Eventually, the search reaches Curzon Soho.

The cinema has a visible bar at street level, but the more useful room is downstairs. The basement bar is quieter except immediately before a screening. It serves beer and pizza, and on this particular evening it provides something unavailable almost everywhere else nearby: somewhere to sit.

Calling it a hidden gem is usually a reliable way to ensure that somewhere does not remain hidden. Nevertheless, the basement bar felt like one of those London places that people can pass repeatedly without realising what is below them.

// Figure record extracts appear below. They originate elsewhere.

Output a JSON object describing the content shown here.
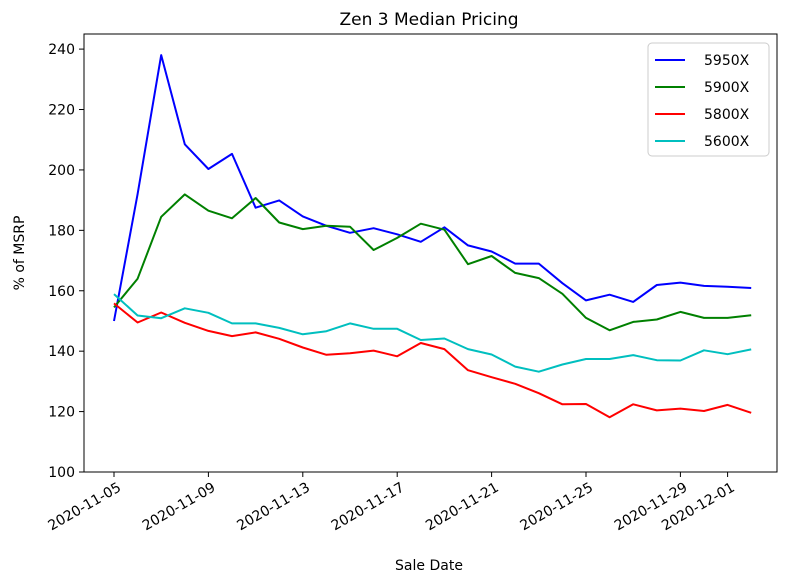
{
  "chart_data": {
    "type": "line",
    "title": "Zen 3 Median Pricing",
    "xlabel": "Sale Date",
    "ylabel": "% of MSRP",
    "ylim": [
      100,
      245
    ],
    "yticks": [
      100,
      120,
      140,
      160,
      180,
      200,
      220,
      240
    ],
    "xticks": [
      "2020-11-05",
      "2020-11-09",
      "2020-11-13",
      "2020-11-17",
      "2020-11-21",
      "2020-11-25",
      "2020-11-29",
      "2020-12-01"
    ],
    "x": [
      "2020-11-05",
      "2020-11-06",
      "2020-11-07",
      "2020-11-08",
      "2020-11-09",
      "2020-11-10",
      "2020-11-11",
      "2020-11-12",
      "2020-11-13",
      "2020-11-14",
      "2020-11-15",
      "2020-11-16",
      "2020-11-17",
      "2020-11-18",
      "2020-11-19",
      "2020-11-20",
      "2020-11-21",
      "2020-11-22",
      "2020-11-23",
      "2020-11-24",
      "2020-11-25",
      "2020-11-26",
      "2020-11-27",
      "2020-11-28",
      "2020-11-29",
      "2020-11-30",
      "2020-12-01",
      "2020-12-02"
    ],
    "legend_position": "top-right",
    "grid": false,
    "series": [
      {
        "name": "5950X",
        "color": "#0000ff",
        "values": [
          150,
          192,
          238,
          208.5,
          200.3,
          205.3,
          187.5,
          189.9,
          184.6,
          181.5,
          179.2,
          180.7,
          178.7,
          176.2,
          181,
          175,
          173,
          169,
          169,
          162.5,
          156.8,
          158.7,
          156.3,
          161.9,
          162.7,
          161.6,
          161.3,
          160.9
        ]
      },
      {
        "name": "5900X",
        "color": "#008000",
        "values": [
          154.5,
          164,
          184.5,
          191.9,
          186.5,
          184,
          190.7,
          182.6,
          180.4,
          181.5,
          181.2,
          173.5,
          177.5,
          182.2,
          180.2,
          168.8,
          171.5,
          165.9,
          164.2,
          159,
          151,
          146.9,
          149.7,
          150.5,
          153,
          151,
          151,
          151.9
        ]
      },
      {
        "name": "5800X",
        "color": "#ff0000",
        "values": [
          155.8,
          149.5,
          152.8,
          149.4,
          146.7,
          145,
          146.2,
          144.1,
          141.2,
          138.8,
          139.3,
          140.2,
          138.3,
          142.7,
          140.7,
          133.7,
          131.4,
          129.2,
          126.1,
          122.4,
          122.5,
          118.1,
          122.4,
          120.4,
          121,
          120.2,
          122.2,
          119.6
        ]
      },
      {
        "name": "5600X",
        "color": "#00bfbf",
        "values": [
          158.9,
          151.8,
          150.9,
          154.2,
          152.7,
          149.2,
          149.2,
          147.7,
          145.6,
          146.6,
          149.2,
          147.4,
          147.4,
          143.7,
          144.2,
          140.7,
          138.9,
          134.9,
          133.2,
          135.6,
          137.4,
          137.4,
          138.7,
          137,
          136.9,
          140.3,
          139,
          140.6
        ]
      }
    ]
  }
}
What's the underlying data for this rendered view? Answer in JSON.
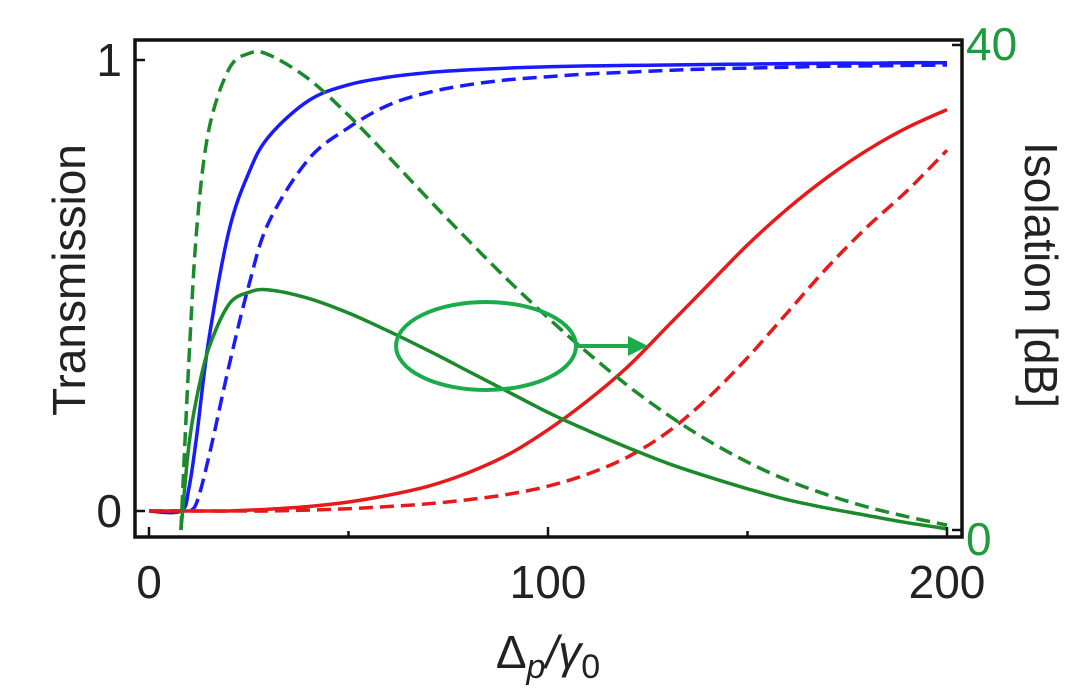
{
  "chart_data": {
    "type": "line",
    "xlabel": "Δp/γ0",
    "xlabel_main": "Δ",
    "xlabel_sub1": "p",
    "xlabel_slash": "/γ",
    "xlabel_sub2": "0",
    "ylabel_left": "Transmission",
    "ylabel_right": "Isolation [dB]",
    "xlim": [
      0,
      200
    ],
    "ylim_left": [
      0,
      1
    ],
    "ylim_right": [
      0,
      40
    ],
    "x_ticks": [
      "0",
      "100",
      "200"
    ],
    "y_ticks_left": [
      "0",
      "1"
    ],
    "y_ticks_right": [
      "0",
      "40"
    ],
    "grid": false,
    "legend": "none",
    "annotation": "ellipse around isolation curves with arrow pointing right (to right axis)",
    "x": [
      8,
      10,
      12,
      15,
      20,
      25,
      30,
      40,
      50,
      60,
      70,
      80,
      90,
      100,
      110,
      120,
      130,
      140,
      150,
      160,
      170,
      180,
      190,
      200
    ],
    "series": [
      {
        "color": "#1a1aff",
        "style": "solid",
        "axis": "left",
        "values": [
          0,
          0.05,
          0.17,
          0.38,
          0.62,
          0.75,
          0.83,
          0.91,
          0.945,
          0.962,
          0.972,
          0.978,
          0.982,
          0.985,
          0.987,
          0.988,
          0.989,
          0.99,
          0.991,
          0.992,
          0.993,
          0.993,
          0.994,
          0.994
        ]
      },
      {
        "color": "#1a1aff",
        "style": "dashed",
        "axis": "left",
        "values": [
          0,
          0,
          0.02,
          0.12,
          0.32,
          0.5,
          0.64,
          0.78,
          0.85,
          0.9,
          0.928,
          0.945,
          0.956,
          0.963,
          0.969,
          0.973,
          0.977,
          0.98,
          0.982,
          0.984,
          0.986,
          0.987,
          0.988,
          0.989
        ]
      },
      {
        "color": "#e61a1a",
        "style": "solid",
        "axis": "left",
        "values": [
          0,
          0,
          0,
          0,
          0,
          0.002,
          0.004,
          0.01,
          0.02,
          0.035,
          0.055,
          0.085,
          0.125,
          0.18,
          0.245,
          0.32,
          0.41,
          0.5,
          0.59,
          0.67,
          0.74,
          0.8,
          0.85,
          0.89
        ]
      },
      {
        "color": "#e61a1a",
        "style": "dashed",
        "axis": "left",
        "values": [
          0,
          0,
          0,
          0,
          0,
          0,
          0,
          0.002,
          0.005,
          0.01,
          0.016,
          0.025,
          0.037,
          0.055,
          0.082,
          0.12,
          0.175,
          0.25,
          0.34,
          0.44,
          0.54,
          0.63,
          0.71,
          0.8
        ]
      },
      {
        "color": "#1a8a2a",
        "style": "solid",
        "axis": "right",
        "values": [
          0,
          7,
          11,
          15,
          18.6,
          19.6,
          19.8,
          19.1,
          17.9,
          16.4,
          14.8,
          13.1,
          11.4,
          9.7,
          8.2,
          6.8,
          5.5,
          4.4,
          3.4,
          2.5,
          1.8,
          1.2,
          0.6,
          0.1
        ]
      },
      {
        "color": "#1a8a2a",
        "style": "dashed",
        "axis": "right",
        "values": [
          0,
          14,
          25,
          33,
          38,
          39.3,
          39.2,
          37.2,
          34.2,
          30.8,
          27.3,
          23.9,
          20.6,
          17.5,
          14.6,
          11.9,
          9.5,
          7.4,
          5.6,
          4.1,
          2.9,
          1.9,
          1.1,
          0.4
        ]
      }
    ]
  }
}
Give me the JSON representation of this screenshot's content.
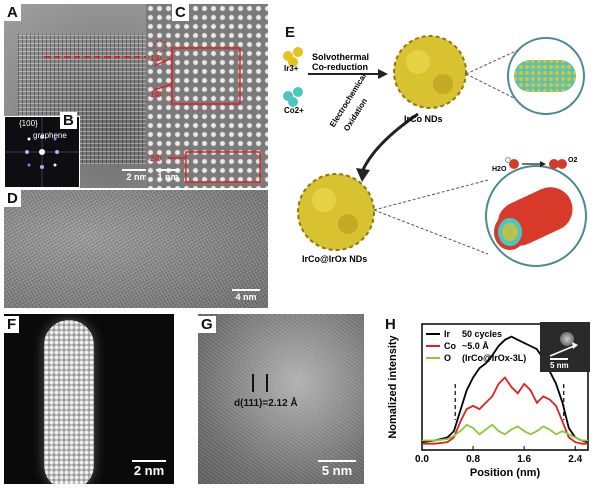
{
  "panels": {
    "A": {
      "label": "A",
      "scale": "2 nm"
    },
    "B": {
      "label": "B",
      "miller": "{100}",
      "graphene": "graphene"
    },
    "C": {
      "label": "C",
      "scale": "1 nm",
      "markers": [
        "1①",
        "1②",
        "2①"
      ]
    },
    "D": {
      "label": "D",
      "scale": "4 nm"
    },
    "E": {
      "label": "E",
      "ir_ion": "Ir3+",
      "co_ion": "Co2+",
      "step1_line1": "Solvothermal",
      "step1_line2": "Co-reduction",
      "step2_line1": "Electrochemical",
      "step2_line2": "Oxidation",
      "product1": "IrCo NDs",
      "product2": "IrCo@IrOx NDs",
      "h2o": "H2O",
      "o2": "O2"
    },
    "F": {
      "label": "F",
      "scale": "2 nm"
    },
    "G": {
      "label": "G",
      "scale": "5 nm",
      "annotation": "d(111)=2.12 Å"
    },
    "H": {
      "label": "H",
      "inset_scale": "5 nm"
    }
  },
  "colors": {
    "ir": "#e8c020",
    "co": "#4ec6c0",
    "oxide": "#d83a2a",
    "ir_line": "#000000",
    "co_line": "#e02020",
    "o_line": "#8cc83a"
  },
  "chart_data": {
    "type": "line",
    "xlabel": "Position (nm)",
    "ylabel": "Nomalized intensity",
    "xlim": [
      0.0,
      2.6
    ],
    "x_ticks": [
      "0.0",
      "0.8",
      "1.6",
      "2.4"
    ],
    "legend_position": "top-left",
    "legend_notes": [
      "50 cycles",
      "~5.0 Å",
      "(IrCo@IrOx-3L)"
    ],
    "dashed_lines_x": [
      0.52,
      2.22
    ],
    "x": [
      0.0,
      0.2,
      0.4,
      0.5,
      0.6,
      0.7,
      0.8,
      0.9,
      1.0,
      1.1,
      1.2,
      1.3,
      1.4,
      1.5,
      1.6,
      1.7,
      1.8,
      1.9,
      2.0,
      2.1,
      2.2,
      2.3,
      2.4,
      2.5,
      2.6
    ],
    "series": [
      {
        "name": "Ir",
        "color": "#000000",
        "values": [
          0.05,
          0.06,
          0.08,
          0.12,
          0.25,
          0.38,
          0.46,
          0.52,
          0.55,
          0.6,
          0.66,
          0.7,
          0.72,
          0.7,
          0.68,
          0.66,
          0.64,
          0.58,
          0.5,
          0.42,
          0.3,
          0.14,
          0.08,
          0.06,
          0.05
        ]
      },
      {
        "name": "Co",
        "color": "#e02020",
        "values": [
          0.04,
          0.04,
          0.05,
          0.08,
          0.18,
          0.26,
          0.28,
          0.26,
          0.3,
          0.34,
          0.42,
          0.46,
          0.4,
          0.36,
          0.42,
          0.38,
          0.3,
          0.34,
          0.32,
          0.28,
          0.18,
          0.08,
          0.05,
          0.04,
          0.04
        ]
      },
      {
        "name": "O",
        "color": "#8cc83a",
        "values": [
          0.06,
          0.06,
          0.07,
          0.09,
          0.12,
          0.16,
          0.14,
          0.1,
          0.13,
          0.16,
          0.12,
          0.1,
          0.13,
          0.15,
          0.12,
          0.1,
          0.12,
          0.15,
          0.13,
          0.1,
          0.12,
          0.1,
          0.08,
          0.06,
          0.06
        ]
      }
    ]
  }
}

The crowded pubs had failed. The cinema bar saved the evening.

One wet evening in London

This film is not a definitive guide to Christmas in London. It does not cover every display, market, shop or seasonal attraction. It records something more specific: one wet evening, one loose route and several different versions of central London within walking distance of one another.

There is the ceremony of Trafalgar Square, the composed photograph at St James’s, the commercial spectacle of Regent Street, the windows of Cecil Court, the crowds in Covent Garden, the quiet church garden, the food stalls beside the Thames and the search for an unoccupied chair in Soho.

Christmas in London is rarely calm, and it does not always proceed according to plan.

That is part of the experience.


Words and film by Barry Roberts.

Archive note: Originally published as a Roberts London film on 16 December 2023. This Journal edition forms part of the Roberts London archive. Seasonal displays, businesses and visitor information shown in the film reflect London in December 2023.